Your AI agent spent 20 minutes reasoning through a complex problem. It wrote code, ran tests, found bugs, fixed them. Then the process crashed.
The next time you start it, does it remember any of that?
For most agent implementations, the answer is no. Each fresh start is a blank slate. But it doesn't have to be that way. Here's how to build agents that actually survive restarts—and why it matters more than you think.
The Problem: Ephemeral State, Permanent Consequences
When an agent crashes mid-task, you lose more than just compute time. You lose:
- Context: What was it working on? What had it tried already?
- Progress: Which files did it modify? What decisions did it make?
- Relationships: What did it promise to other agents? What did it learn?
Traditional software can log errors and restart. Agents are different. Their "state" isn't just data—it's reasoning, preferences, and learned knowledge.
Pattern 1: The Checkpoint System
The simplest approach: periodically save your agent's complete state to disk.
struct AgentState {
memory: MemoryStore,
active_tasks: Vec<Task>,
conversation_history: Vec<Message>,
tool_usage_log: Vec<ToolCall>,
}
fn save_checkpoint(state: &AgentState, path: &Path) -> Result<()> {
let json = serde_json::to_string_pretty(state)?;
std::fs::write(path, json)?;
Ok(())
}
On restart, load the checkpoint first. If none exists, start fresh.
Pros: Simple, complete state capture Cons: All-or-nothing; large state means slow saves
Pattern 2: Event Sourcing
Instead of saving state, save every decision as an event. Replay events to reconstruct state.
enum AgentEvent {
TaskStarted { id: Uuid, description: String },
ToolCalled { tool: String, args: Value, result: Value },
DecisionMade { reasoning: String, choice: String },
MemoryStored { key: String, value: String },
}
fn record_event(event: AgentEvent) {
events.push(event);
// Optionally persist to SQLite/file
}
To recover: replay the event log through a reducer that reconstructs state.

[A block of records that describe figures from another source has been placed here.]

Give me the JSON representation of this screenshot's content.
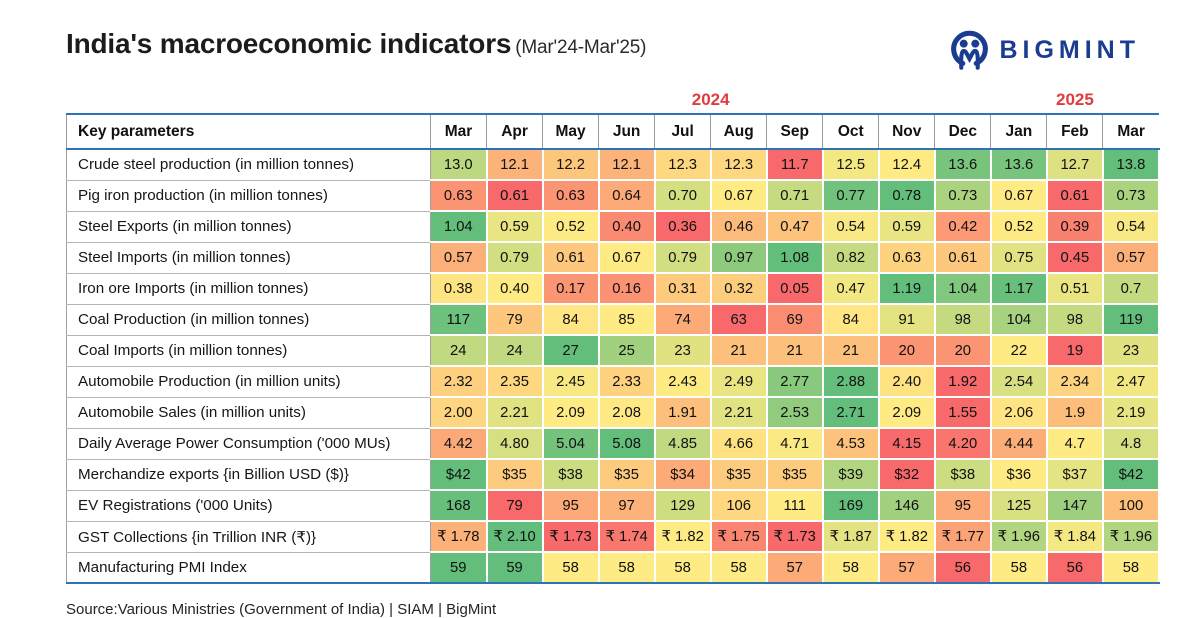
{
  "title": "India's macroeconomic indicators",
  "subtitle": "(Mar'24-Mar'25)",
  "logo": {
    "text": "BIGMINT",
    "color": "#1b3d91"
  },
  "source": "Source:Various Ministries (Government of India)  |  SIAM | BigMint",
  "borders": {
    "accent_blue": "#2e74b5",
    "grid_gray": "#9a9a9a"
  },
  "chart_data": {
    "type": "heatmap",
    "title": "India's macroeconomic indicators (Mar'24-Mar'25)",
    "key_column": "Key parameters",
    "years": [
      {
        "label": "2024",
        "span": 10,
        "color": "#e03b3d"
      },
      {
        "label": "2025",
        "span": 3,
        "color": "#e03b3d"
      }
    ],
    "columns": [
      "Mar",
      "Apr",
      "May",
      "Jun",
      "Jul",
      "Aug",
      "Sep",
      "Oct",
      "Nov",
      "Dec",
      "Jan",
      "Feb",
      "Mar"
    ],
    "colormap": {
      "low": "#F8696B",
      "mid": "#FFEB84",
      "high": "#63BE7B"
    },
    "rows": [
      {
        "label": "Crude steel production (in million tonnes)",
        "values": [
          "13.0",
          "12.1",
          "12.2",
          "12.1",
          "12.3",
          "12.3",
          "11.7",
          "12.5",
          "12.4",
          "13.6",
          "13.6",
          "12.7",
          "13.8"
        ]
      },
      {
        "label": "Pig iron production (in million tonnes)",
        "values": [
          "0.63",
          "0.61",
          "0.63",
          "0.64",
          "0.70",
          "0.67",
          "0.71",
          "0.77",
          "0.78",
          "0.73",
          "0.67",
          "0.61",
          "0.73"
        ]
      },
      {
        "label": "Steel Exports (in million tonnes)",
        "values": [
          "1.04",
          "0.59",
          "0.52",
          "0.40",
          "0.36",
          "0.46",
          "0.47",
          "0.54",
          "0.59",
          "0.42",
          "0.52",
          "0.39",
          "0.54"
        ]
      },
      {
        "label": "Steel Imports (in million tonnes)",
        "values": [
          "0.57",
          "0.79",
          "0.61",
          "0.67",
          "0.79",
          "0.97",
          "1.08",
          "0.82",
          "0.63",
          "0.61",
          "0.75",
          "0.45",
          "0.57"
        ]
      },
      {
        "label": "Iron ore Imports (in million tonnes)",
        "values": [
          "0.38",
          "0.40",
          "0.17",
          "0.16",
          "0.31",
          "0.32",
          "0.05",
          "0.47",
          "1.19",
          "1.04",
          "1.17",
          "0.51",
          "0.7"
        ]
      },
      {
        "label": "Coal Production (in million tonnes)",
        "values": [
          "117",
          "79",
          "84",
          "85",
          "74",
          "63",
          "69",
          "84",
          "91",
          "98",
          "104",
          "98",
          "119"
        ]
      },
      {
        "label": "Coal Imports (in million tonnes)",
        "values": [
          "24",
          "24",
          "27",
          "25",
          "23",
          "21",
          "21",
          "21",
          "20",
          "20",
          "22",
          "19",
          "23"
        ]
      },
      {
        "label": "Automobile Production (in million units)",
        "values": [
          "2.32",
          "2.35",
          "2.45",
          "2.33",
          "2.43",
          "2.49",
          "2.77",
          "2.88",
          "2.40",
          "1.92",
          "2.54",
          "2.34",
          "2.47"
        ]
      },
      {
        "label": "Automobile Sales (in million units)",
        "values": [
          "2.00",
          "2.21",
          "2.09",
          "2.08",
          "1.91",
          "2.21",
          "2.53",
          "2.71",
          "2.09",
          "1.55",
          "2.06",
          "1.9",
          "2.19"
        ]
      },
      {
        "label": "Daily Average Power Consumption ('000 MUs)",
        "values": [
          "4.42",
          "4.80",
          "5.04",
          "5.08",
          "4.85",
          "4.66",
          "4.71",
          "4.53",
          "4.15",
          "4.20",
          "4.44",
          "4.7",
          "4.8"
        ]
      },
      {
        "label": "Merchandize exports {in Billion USD ($)}",
        "values": [
          "$42",
          "$35",
          "$38",
          "$35",
          "$34",
          "$35",
          "$35",
          "$39",
          "$32",
          "$38",
          "$36",
          "$37",
          "$42"
        ]
      },
      {
        "label": "EV Registrations ('000 Units)",
        "values": [
          "168",
          "79",
          "95",
          "97",
          "129",
          "106",
          "111",
          "169",
          "146",
          "95",
          "125",
          "147",
          "100"
        ]
      },
      {
        "label": "GST Collections {in Trillion INR (₹)}",
        "values": [
          "₹ 1.78",
          "₹ 2.10",
          "₹ 1.73",
          "₹ 1.74",
          "₹ 1.82",
          "₹ 1.75",
          "₹ 1.73",
          "₹ 1.87",
          "₹ 1.82",
          "₹ 1.77",
          "₹ 1.96",
          "₹ 1.84",
          "₹ 1.96"
        ]
      },
      {
        "label": "Manufacturing PMI Index",
        "values": [
          "59",
          "59",
          "58",
          "58",
          "58",
          "58",
          "57",
          "58",
          "57",
          "56",
          "58",
          "56",
          "58"
        ]
      }
    ]
  }
}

fn replay(events: &[AgentEvent]) -> AgentState {
events.iter().fold(AgentState::default(), |state, event| {
reduce(state, event)
})
}
Pros: Complete audit trail, replay from any point, time-travel debugging Cons: Replay can be slow for long sessions; need snapshot strategy
Pattern 3: Layered Persistence
Different data has different recovery requirements:
| Layer | Data | Recovery Strategy | |-------|------|-------------------| | Short-term | Current task, working memory | Checkpoint every N seconds | | Medium-term | Conversation history | Event log with daily snapshots | | Long-term | Learned facts, preferences | SQLite with FTS5 search |
This is what Memori (the Rust persistent memory system) does well. It combines FTS5 full-text search with semantic vectors, auto-deduplication at 0.92 similarity, and decay scoring with a 69-day half-life.
Pattern 4: The Handoff Protocol
When one agent hands off to another (or to itself after a restart), it needs a structured protocol:
struct Handoff {
agent_id: Uuid,
session_id: Uuid,
last_completed_step: usize,
pending_steps: Vec<Step>,
context_summary: String,
external_dependencies: Vec<Resource>,
}
This is what Submarinr uses. When your agent crashes, the handoff document tells the next instance exactly where to pick up.
Which Pattern Should You Use?
Start with checkpoints for simplicity. If you need:
- Audit trails → event sourcing
- Long-running sessions → layered persistence with snapshots
- Multi-agent workflows → handoff protocol
- Semantic search over history → FTS5 + vectors
The key insight: your agent's memory isn't one thing. It's layers with different characteristics, and each layer needs its own persistence strategy.
The ZeroClaw Approach
In my own agent (ZeroClaw), I'm moving toward a layered system:
- Events table in SQLite: every tool call, decision, and message as a row
- Memory layer: semantic search over stored facts
- Checkpoint snapshots: every 5 minutes, full state to JSON
The events table lets me answer questions like "what tools did this agent use most?" or "where did it fail last time?"—questions that checkpoint-only systems can't answer.
Why This Matters Now
We're entering the era of durable agents. Agents that run for hours, across restarts, maintaining context and relationships. The agents that win won't be the smartest—they'll be the ones that remember.
Build for persistence from day one. Your future self (and your agent) will thank you.